JAKARTA, KOMPAS —
Sejumlah perajin tahu dan tempe di Jakarta belum berproduksi secara penuh setelah mogok produksi tiga hari. Sebelum produksi kembali optimal, perajin masih melihat daya serap pasar setelah kenaikan harga tahu dan tempe.

Momo, perajin tahu di Kelurahan Utan Kayu Utara, Kecamatan Matraman, Jakarta Timur, mengatakan, produksinya kini masih 50 persen. ”Biasanya, saya habiskan 200 kilogram (kg) kedelai. Sekarang hanya 100 kg. Karyawan saya juga berkurang, dari enam orang menjadi empat orang,” ujarnya, Jumat (13/9/2013).

Dia menyatakan masih mengamati daya beli konsumen setelah kenaikan harga tahu. Tahu produksinya kini dijual dengan harga Rp 135.000 per 10 kg, dari harga lama Rp 120.000.

”Kalau harga kedelai mahal, saya tidak berani produksi banyak karena khawatir tidak habis. Ruginya besar sekali karena beli kedelainya mahal, untungnya tipis,” katanya.

Harga kedelai di pengecer dan pasar umum di Jakarta masih Rp 9.300-Rp 9.500 per kg.
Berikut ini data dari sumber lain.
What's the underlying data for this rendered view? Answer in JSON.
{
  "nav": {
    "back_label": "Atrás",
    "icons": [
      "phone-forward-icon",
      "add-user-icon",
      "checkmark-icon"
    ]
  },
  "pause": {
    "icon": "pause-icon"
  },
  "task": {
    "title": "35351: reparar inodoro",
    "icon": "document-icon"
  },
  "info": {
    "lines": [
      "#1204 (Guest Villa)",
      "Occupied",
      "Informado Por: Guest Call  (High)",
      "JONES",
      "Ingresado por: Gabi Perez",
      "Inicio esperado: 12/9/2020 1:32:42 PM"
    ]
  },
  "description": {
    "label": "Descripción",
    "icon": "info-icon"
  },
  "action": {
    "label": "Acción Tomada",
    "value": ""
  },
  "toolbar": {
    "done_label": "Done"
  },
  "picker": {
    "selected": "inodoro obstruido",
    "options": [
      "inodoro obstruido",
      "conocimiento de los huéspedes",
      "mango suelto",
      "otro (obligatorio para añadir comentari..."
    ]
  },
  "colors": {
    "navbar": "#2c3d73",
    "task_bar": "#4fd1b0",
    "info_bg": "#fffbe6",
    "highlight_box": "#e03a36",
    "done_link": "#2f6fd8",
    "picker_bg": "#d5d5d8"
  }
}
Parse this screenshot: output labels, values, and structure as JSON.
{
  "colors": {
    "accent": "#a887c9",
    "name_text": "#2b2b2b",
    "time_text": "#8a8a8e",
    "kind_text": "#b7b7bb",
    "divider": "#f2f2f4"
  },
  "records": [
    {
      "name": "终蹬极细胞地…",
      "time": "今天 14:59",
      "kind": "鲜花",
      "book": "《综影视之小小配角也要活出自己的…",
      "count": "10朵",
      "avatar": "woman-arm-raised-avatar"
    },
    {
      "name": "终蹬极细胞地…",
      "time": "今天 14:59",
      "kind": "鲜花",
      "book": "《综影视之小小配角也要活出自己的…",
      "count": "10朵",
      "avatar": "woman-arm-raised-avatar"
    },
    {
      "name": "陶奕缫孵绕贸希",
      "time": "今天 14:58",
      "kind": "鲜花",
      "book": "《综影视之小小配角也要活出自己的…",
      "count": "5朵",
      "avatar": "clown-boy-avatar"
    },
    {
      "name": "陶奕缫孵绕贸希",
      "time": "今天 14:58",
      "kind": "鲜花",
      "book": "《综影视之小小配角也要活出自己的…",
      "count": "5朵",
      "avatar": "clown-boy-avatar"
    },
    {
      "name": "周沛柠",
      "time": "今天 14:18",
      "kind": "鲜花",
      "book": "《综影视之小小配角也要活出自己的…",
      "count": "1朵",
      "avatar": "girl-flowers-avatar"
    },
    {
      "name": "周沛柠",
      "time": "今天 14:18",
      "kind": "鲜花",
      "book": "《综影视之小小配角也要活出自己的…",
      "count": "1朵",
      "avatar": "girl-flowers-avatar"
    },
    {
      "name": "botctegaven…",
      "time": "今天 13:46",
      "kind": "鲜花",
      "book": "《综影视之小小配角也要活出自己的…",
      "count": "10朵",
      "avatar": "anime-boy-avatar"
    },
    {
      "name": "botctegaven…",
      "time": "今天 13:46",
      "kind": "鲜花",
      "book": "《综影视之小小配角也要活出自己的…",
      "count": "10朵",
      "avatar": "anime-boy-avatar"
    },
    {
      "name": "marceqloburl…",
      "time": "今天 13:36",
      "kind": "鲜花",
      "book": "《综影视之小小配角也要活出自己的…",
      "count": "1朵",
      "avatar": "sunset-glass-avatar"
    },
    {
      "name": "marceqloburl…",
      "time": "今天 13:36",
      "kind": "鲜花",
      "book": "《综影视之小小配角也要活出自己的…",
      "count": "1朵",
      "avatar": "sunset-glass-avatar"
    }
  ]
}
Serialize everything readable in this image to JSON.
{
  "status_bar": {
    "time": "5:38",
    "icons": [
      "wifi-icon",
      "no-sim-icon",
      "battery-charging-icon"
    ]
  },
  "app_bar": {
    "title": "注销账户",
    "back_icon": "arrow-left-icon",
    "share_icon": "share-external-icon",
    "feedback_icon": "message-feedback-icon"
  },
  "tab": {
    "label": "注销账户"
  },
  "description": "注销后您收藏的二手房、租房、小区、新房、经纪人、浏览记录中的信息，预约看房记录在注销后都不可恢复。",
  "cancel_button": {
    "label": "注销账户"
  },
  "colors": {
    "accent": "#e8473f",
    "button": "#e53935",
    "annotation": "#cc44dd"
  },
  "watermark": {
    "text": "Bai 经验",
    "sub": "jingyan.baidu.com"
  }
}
Stok mencukupi, tetapi harganya tinggi. Harga kedelai ini jauh di atas harga acuan pemerintah untuk produsen tempe dan tahu sebesar Rp 8.490 per kg.

Harga kedelai yang tinggi juga memaksa Tholib, produsen tempe di kawasan Buaran, Jakarta Timur, mengurangi produksi hingga 50 persen. Kini Tholib hanya memproduksi 50 kg dari biasanya 1 kuintal kedelai per hari. Dampaknya pada harga jual produk jadinya.

”Kalau masyarakat masih bisa menerima kenaikan harga tempe, pelan-pelan produksi akan saya tambah,” ujar Tholib.

Tempe produksinya dijual dengan harga Rp 10.000 per kg, naik dari harga lama Rp 8.000 per kg.

Importir terbatas

Suyanto, Sekretaris Jenderal Gabungan Koperasi Produsen Tempe Tahu Indonesia (Gakoptindo), mengatakan, keterbatasan importir yang bersedia menyediakan kedelai dengan harga jual berdasarkan harga acuan yang ditetapkan pemerintah membuat harga di pasaran masih tetap tinggi.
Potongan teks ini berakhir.